Museum of Art and Design at MDC presents Black Power Naps/Siestas Negras, an immersive, multi-sensory installation offering rest as a form of reparations. Created by artists Navild Acosta and Fannie Sosa, the installation invites visitors to lounge on a variety of embellished beds, replete with gauzy canopies, serene lighting, therapeutic sound vibrations, and other restorative props. The exhibition is on view through January 12, 2020. On Thursday, December 5, artists Navild Acosta and Fannie Sosa will activate the installation with a Platonic Play Party Workshop, a playful event incorporating movement, sound, and discussion.

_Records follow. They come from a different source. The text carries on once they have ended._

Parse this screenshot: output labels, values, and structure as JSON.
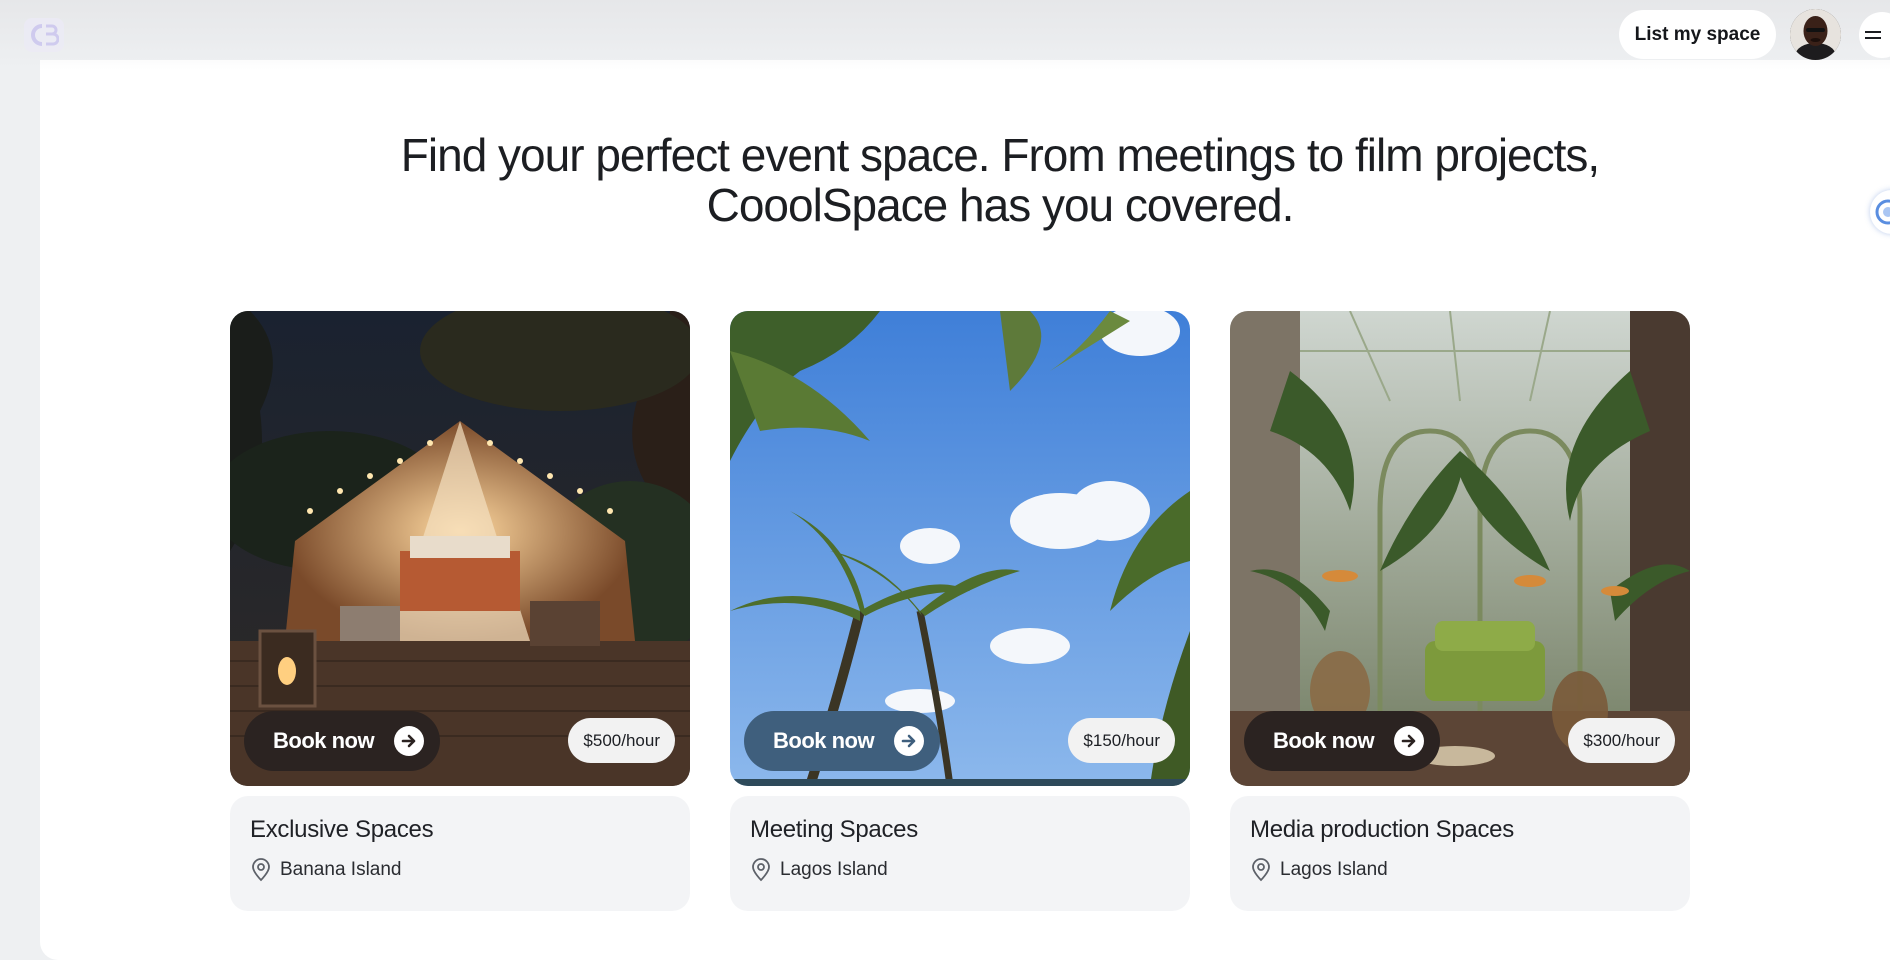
{
  "header": {
    "logo_icon": "coolspace-logo-icon",
    "list_button_label": "List my space",
    "avatar_icon": "user-avatar",
    "menu_icon": "hamburger-menu-icon"
  },
  "hero": {
    "line1": "Find your perfect event space. From meetings to film projects,",
    "line2": "CooolSpace has you covered."
  },
  "cards": [
    {
      "title": "Exclusive Spaces",
      "location": "Banana Island",
      "price": "$500/hour",
      "book_label": "Book now",
      "image": "tent-night-deck"
    },
    {
      "title": "Meeting Spaces",
      "location": "Lagos Island",
      "price": "$150/hour",
      "book_label": "Book now",
      "image": "palm-trees-sky"
    },
    {
      "title": "Media production Spaces",
      "location": "Lagos Island",
      "price": "$300/hour",
      "book_label": "Book now",
      "image": "greenhouse-lounge"
    }
  ],
  "colors": {
    "page_bg": "#eef0f2",
    "card_info_bg": "#f3f4f6",
    "book_btn_dark": "#2b2321",
    "book_btn_blue": "#3f5f7d"
  }
}
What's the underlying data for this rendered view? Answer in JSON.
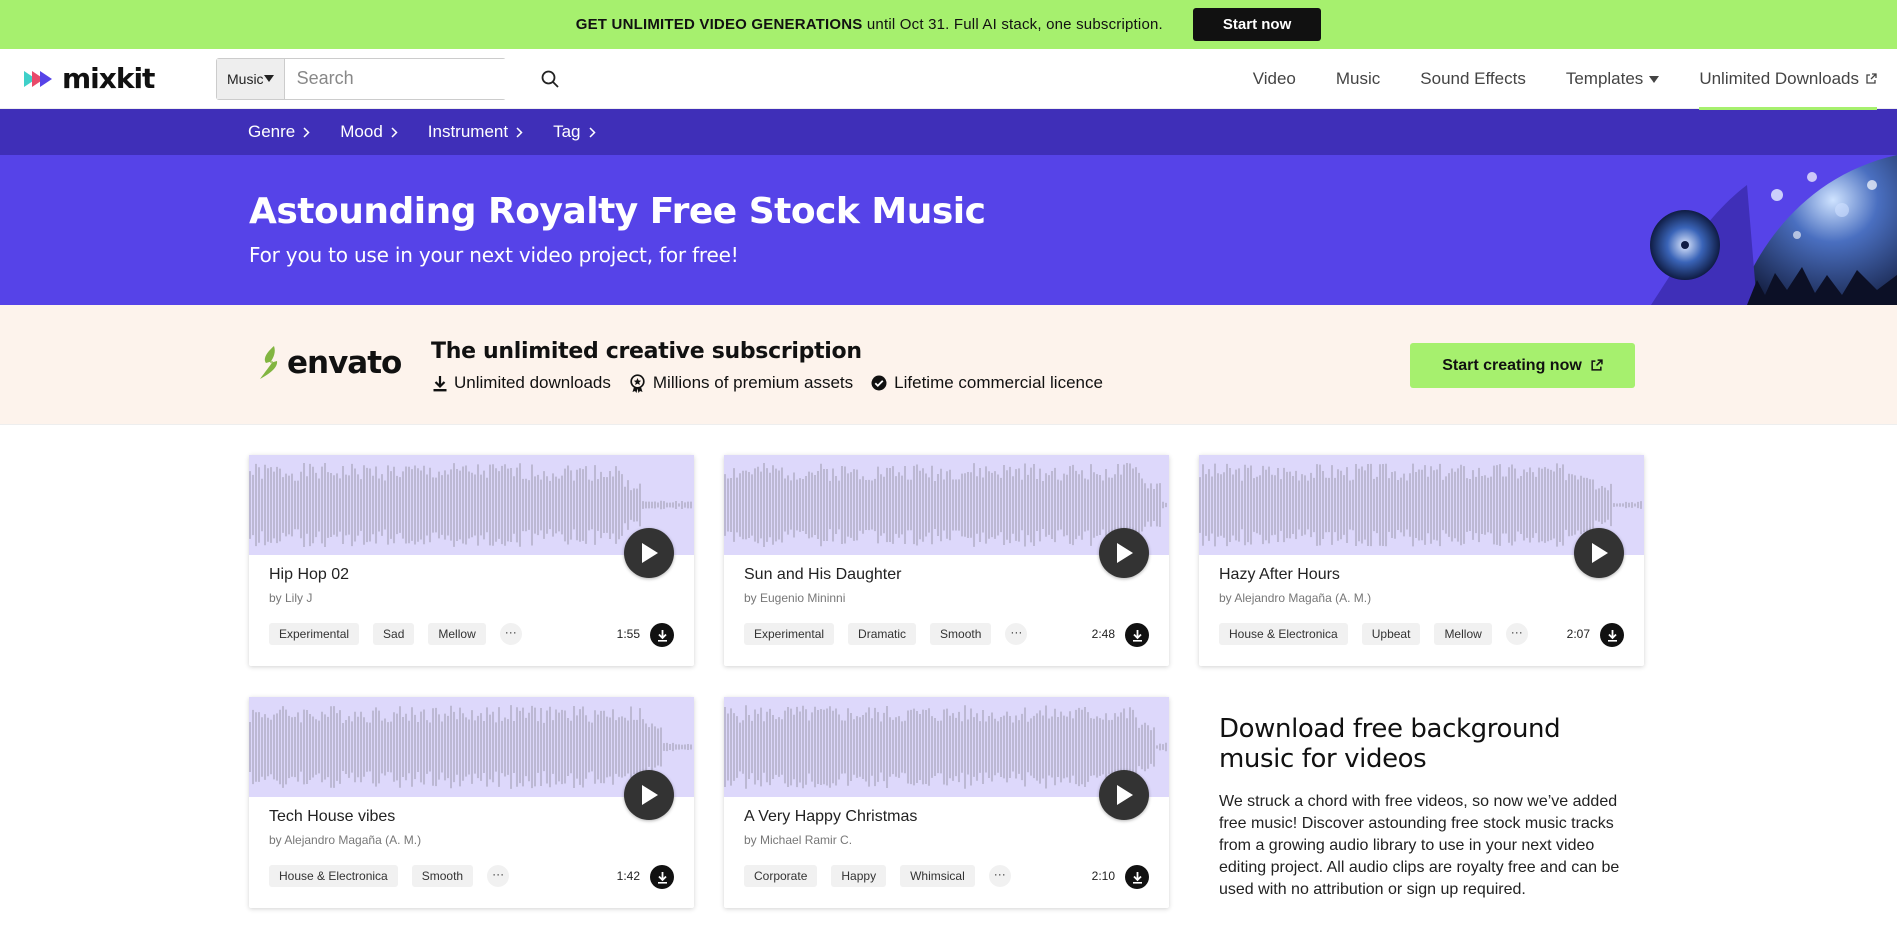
{
  "promo": {
    "bold": "GET UNLIMITED VIDEO GENERATIONS",
    "text": "until Oct 31. Full AI stack, one subscription.",
    "button": "Start now"
  },
  "header": {
    "logo": "mixkit",
    "search_scope": "Music",
    "search_placeholder": "Search",
    "nav": [
      "Video",
      "Music",
      "Sound Effects",
      "Templates",
      "Unlimited Downloads"
    ]
  },
  "categories": [
    "Genre",
    "Mood",
    "Instrument",
    "Tag"
  ],
  "hero": {
    "title": "Astounding Royalty Free Stock Music",
    "subtitle": "For you to use in your next video project, for free!"
  },
  "envato": {
    "logo": "envato",
    "title": "The unlimited creative subscription",
    "features": [
      "Unlimited downloads",
      "Millions of premium assets",
      "Lifetime commercial licence"
    ],
    "button": "Start creating now"
  },
  "tracks": [
    {
      "title": "Hip Hop 02",
      "author": "by Lily J",
      "tags": [
        "Experimental",
        "Sad",
        "Mellow"
      ],
      "more": "···",
      "duration": "1:55"
    },
    {
      "title": "Sun and His Daughter",
      "author": "by Eugenio Mininni",
      "tags": [
        "Experimental",
        "Dramatic",
        "Smooth"
      ],
      "more": "···",
      "duration": "2:48"
    },
    {
      "title": "Hazy After Hours",
      "author": "by Alejandro Magaña (A. M.)",
      "tags": [
        "House & Electronica",
        "Upbeat",
        "Mellow"
      ],
      "more": "···",
      "duration": "2:07"
    },
    {
      "title": "Tech House vibes",
      "author": "by Alejandro Magaña (A. M.)",
      "tags": [
        "House & Electronica",
        "Smooth"
      ],
      "more": "···",
      "duration": "1:42"
    },
    {
      "title": "A Very Happy Christmas",
      "author": "by Michael Ramir C.",
      "tags": [
        "Corporate",
        "Happy",
        "Whimsical"
      ],
      "more": "···",
      "duration": "2:10"
    }
  ],
  "side": {
    "title": "Download free background music for videos",
    "body": "We struck a chord with free videos, so now we’ve added free music! Discover astounding free stock music tracks from a growing audio library to use in your next video editing project. All audio clips are royalty free and can be used with no attribution or sign up required."
  },
  "colors": {
    "promo_green": "#a6f06e",
    "category_purple": "#3f2fb8",
    "hero_purple": "#5643e8",
    "waveform_bg": "#ddd8fb",
    "envato_bg": "#fdf3ec"
  }
}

According to recent studies by institutions that include the Pew Research Center and Stanford University, people of color are five times more likely to get less sleep than white people in this country. Income inequality requires African Americans to work longer hours for less pay. Discriminatory housing policies segregate many people of color into crowded neighborhoods, where nights are noisier and housing stock is in worse condition. Over-policing and inordinately high incarceration rates produce anxieties that disrupt sleep patterns and impair the ability to be at ease when awake. Taking the “sleep gap” disparity between white and black Americans as its point of departure, Black Power Naps/Siestas Negras offers “energetic repair” as a way to “reclaim laziness and idleness as power” for those historically deprived of it. 

Black Power Naps/Siestas Negras Black Power Naps/Siestas Negras is a part of Where the Oceans Meet, an exhibition of modern and contemporary art that resonates with the pioneering thought of two Caribbean writers, Lydia Cabrera and Édouard Glissant. The international group of 40 artists and collectives in the exhibition considers notions of shifting and porous borders—geographic, national, cultural, social, racial, ethnic, and linguistic—and how crossing borders has shaped our world. Where the Oceans Meet opened on May 26 and will be on view through January 12, 2020.